Mariana e Jayme estão muito apreensivos com a pandemia em razão dos filhos estarem no grupo de risco.

A preocupação

Todas as crianças nasceram prematuras ao extremo. Benício  tem síndrome de Down e, por isso, imunidade baixa. Laís e Beatriz passaram um longo período entubadas e tem displasia pulmonar. Além da minha mãe de 72 anos que mora conosco. Todos são do grupo de risco”, relatou Mariana.

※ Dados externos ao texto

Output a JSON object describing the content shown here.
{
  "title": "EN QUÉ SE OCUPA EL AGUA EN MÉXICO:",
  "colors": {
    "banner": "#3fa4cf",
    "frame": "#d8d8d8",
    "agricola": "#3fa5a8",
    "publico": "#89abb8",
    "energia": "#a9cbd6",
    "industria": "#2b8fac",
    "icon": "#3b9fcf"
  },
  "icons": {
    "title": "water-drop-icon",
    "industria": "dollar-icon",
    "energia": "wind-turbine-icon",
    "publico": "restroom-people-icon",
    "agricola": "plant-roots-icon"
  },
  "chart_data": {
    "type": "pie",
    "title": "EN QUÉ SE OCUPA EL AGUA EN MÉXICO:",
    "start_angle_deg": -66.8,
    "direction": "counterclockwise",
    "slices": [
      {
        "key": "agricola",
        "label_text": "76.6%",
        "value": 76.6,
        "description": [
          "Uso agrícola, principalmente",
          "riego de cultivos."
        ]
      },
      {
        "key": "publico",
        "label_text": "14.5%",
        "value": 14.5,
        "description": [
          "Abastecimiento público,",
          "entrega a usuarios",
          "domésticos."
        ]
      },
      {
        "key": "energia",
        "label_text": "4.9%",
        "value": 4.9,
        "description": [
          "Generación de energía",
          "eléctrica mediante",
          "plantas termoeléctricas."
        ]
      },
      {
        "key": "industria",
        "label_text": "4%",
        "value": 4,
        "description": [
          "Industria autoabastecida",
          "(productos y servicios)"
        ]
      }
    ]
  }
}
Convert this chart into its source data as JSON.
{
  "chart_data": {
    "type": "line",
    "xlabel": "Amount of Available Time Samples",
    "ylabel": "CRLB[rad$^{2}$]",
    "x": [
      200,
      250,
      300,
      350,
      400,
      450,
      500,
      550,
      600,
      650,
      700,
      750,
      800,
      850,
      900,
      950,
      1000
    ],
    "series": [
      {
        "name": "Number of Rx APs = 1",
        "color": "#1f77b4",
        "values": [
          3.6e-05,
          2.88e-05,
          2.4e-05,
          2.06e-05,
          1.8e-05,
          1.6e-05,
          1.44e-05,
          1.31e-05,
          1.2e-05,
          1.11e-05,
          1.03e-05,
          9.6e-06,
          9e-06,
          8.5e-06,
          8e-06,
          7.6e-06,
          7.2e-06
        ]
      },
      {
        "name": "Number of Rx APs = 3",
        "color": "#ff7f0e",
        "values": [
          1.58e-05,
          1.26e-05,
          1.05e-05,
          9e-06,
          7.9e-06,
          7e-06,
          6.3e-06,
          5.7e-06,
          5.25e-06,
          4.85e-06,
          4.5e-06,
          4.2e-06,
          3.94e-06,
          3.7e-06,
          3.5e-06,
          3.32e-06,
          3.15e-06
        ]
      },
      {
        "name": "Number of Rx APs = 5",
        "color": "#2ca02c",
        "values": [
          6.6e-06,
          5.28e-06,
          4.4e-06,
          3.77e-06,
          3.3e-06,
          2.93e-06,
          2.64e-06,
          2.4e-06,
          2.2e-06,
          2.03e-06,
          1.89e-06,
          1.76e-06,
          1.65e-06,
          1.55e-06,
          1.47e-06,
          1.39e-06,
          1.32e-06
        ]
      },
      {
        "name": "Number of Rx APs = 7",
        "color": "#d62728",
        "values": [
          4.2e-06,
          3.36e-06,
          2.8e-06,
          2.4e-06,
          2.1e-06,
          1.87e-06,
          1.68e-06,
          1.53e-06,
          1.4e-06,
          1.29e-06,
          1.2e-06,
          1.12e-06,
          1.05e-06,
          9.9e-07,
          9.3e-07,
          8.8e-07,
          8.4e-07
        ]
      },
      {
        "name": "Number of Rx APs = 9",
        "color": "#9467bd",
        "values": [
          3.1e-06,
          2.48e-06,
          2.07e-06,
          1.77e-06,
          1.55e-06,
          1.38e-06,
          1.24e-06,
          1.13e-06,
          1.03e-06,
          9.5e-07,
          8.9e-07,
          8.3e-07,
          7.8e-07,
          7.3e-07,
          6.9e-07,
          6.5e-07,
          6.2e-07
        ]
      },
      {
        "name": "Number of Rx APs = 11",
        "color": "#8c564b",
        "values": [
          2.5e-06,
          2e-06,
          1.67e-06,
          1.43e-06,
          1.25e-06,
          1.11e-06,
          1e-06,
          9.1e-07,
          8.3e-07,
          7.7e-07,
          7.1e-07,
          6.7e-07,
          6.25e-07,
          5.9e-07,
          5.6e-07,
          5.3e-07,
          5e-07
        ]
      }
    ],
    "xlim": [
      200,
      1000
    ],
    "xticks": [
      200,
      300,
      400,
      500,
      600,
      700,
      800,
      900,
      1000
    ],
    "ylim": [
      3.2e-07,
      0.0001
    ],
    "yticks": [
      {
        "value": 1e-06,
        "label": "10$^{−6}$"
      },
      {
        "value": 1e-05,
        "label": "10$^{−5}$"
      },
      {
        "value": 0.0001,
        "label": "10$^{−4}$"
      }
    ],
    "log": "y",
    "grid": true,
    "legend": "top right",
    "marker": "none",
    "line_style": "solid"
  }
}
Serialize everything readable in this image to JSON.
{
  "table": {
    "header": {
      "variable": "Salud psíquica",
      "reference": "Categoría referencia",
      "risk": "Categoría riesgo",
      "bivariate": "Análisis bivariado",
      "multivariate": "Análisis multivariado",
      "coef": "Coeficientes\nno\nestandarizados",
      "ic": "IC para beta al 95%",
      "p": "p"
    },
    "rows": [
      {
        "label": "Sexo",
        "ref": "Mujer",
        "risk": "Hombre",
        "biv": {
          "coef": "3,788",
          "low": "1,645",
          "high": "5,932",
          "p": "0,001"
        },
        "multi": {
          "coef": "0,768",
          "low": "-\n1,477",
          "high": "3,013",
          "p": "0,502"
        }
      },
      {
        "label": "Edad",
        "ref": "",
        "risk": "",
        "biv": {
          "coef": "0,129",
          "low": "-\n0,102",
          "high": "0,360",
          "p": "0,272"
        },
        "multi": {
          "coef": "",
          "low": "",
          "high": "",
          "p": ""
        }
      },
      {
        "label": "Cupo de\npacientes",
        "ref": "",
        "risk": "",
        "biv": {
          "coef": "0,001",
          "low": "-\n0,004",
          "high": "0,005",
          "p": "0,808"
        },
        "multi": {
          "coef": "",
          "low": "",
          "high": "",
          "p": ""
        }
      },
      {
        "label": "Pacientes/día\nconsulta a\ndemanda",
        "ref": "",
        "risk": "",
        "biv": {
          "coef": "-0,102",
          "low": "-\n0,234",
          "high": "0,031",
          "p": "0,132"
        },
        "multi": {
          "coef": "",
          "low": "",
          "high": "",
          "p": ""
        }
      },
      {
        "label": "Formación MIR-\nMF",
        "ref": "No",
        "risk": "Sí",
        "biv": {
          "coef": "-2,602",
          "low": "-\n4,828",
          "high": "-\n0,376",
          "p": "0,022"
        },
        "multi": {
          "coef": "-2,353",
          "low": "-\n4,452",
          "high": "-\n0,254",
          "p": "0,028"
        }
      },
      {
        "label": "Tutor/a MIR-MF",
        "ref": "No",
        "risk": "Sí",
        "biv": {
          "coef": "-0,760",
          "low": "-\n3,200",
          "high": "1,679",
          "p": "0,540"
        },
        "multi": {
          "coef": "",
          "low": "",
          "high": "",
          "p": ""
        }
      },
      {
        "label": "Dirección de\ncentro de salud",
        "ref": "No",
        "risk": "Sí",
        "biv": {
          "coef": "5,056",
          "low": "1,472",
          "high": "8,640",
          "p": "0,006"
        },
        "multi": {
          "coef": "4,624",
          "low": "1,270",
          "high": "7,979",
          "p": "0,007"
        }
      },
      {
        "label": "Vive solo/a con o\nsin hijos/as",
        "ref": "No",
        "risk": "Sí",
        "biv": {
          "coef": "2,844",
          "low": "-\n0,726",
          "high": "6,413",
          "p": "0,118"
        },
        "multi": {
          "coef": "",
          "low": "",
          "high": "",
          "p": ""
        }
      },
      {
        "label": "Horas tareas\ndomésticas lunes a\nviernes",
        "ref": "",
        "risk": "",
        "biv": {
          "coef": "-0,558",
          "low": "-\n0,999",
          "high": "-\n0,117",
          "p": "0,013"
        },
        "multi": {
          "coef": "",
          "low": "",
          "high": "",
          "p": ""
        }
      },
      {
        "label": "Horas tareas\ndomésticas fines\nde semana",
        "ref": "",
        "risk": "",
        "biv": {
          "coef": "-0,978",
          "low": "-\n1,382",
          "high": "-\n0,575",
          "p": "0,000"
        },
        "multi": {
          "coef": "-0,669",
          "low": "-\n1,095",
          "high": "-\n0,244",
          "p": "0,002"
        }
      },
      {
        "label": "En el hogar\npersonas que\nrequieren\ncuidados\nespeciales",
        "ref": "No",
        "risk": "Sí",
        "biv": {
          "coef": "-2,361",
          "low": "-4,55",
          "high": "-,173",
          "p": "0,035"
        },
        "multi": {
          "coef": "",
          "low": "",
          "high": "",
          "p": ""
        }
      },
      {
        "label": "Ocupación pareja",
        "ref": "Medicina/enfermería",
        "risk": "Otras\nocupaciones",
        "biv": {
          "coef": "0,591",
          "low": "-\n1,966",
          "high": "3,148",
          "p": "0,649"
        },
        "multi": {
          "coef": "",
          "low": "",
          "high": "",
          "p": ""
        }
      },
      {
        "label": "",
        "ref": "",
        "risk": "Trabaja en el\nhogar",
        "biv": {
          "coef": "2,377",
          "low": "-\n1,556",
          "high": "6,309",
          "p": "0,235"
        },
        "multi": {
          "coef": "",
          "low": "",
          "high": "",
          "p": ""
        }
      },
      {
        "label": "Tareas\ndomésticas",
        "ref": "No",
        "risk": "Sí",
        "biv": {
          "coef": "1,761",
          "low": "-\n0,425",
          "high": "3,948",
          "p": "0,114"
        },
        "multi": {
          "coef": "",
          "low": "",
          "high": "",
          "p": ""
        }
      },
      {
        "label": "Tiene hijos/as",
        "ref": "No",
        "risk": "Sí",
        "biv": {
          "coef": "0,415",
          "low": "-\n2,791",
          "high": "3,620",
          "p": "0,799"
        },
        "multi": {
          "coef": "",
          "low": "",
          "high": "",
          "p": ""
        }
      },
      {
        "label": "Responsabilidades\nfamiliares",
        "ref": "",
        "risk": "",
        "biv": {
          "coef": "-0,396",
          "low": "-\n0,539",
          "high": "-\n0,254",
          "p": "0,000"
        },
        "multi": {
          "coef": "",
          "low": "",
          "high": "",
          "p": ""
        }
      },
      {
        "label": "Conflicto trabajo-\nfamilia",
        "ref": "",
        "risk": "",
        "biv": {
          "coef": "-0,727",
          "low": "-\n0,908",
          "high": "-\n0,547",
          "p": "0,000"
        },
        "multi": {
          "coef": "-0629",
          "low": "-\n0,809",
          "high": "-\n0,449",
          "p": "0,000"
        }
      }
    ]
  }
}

Em decorrência da pandemia, a família redobrou os cuidados com a higiene e limpeza da casa e só saem para casos estritamente necessários, como fazer compras ou levar as crianças ao médico. Todas as vezes que eles tem que sair tomam os devidos cuidado, vão sempre de máscara e quando retornam para casa, imediatamente tomamos banho e passamos álcool em gel.

Mariana e Jayme mantem essa rotina frenética com as crianças e ainda encontram tempo de praticar atividades físicas dentro de casa.

“Seguimos nos adaptando e pensando na saúde da família”, finalizou Mariana.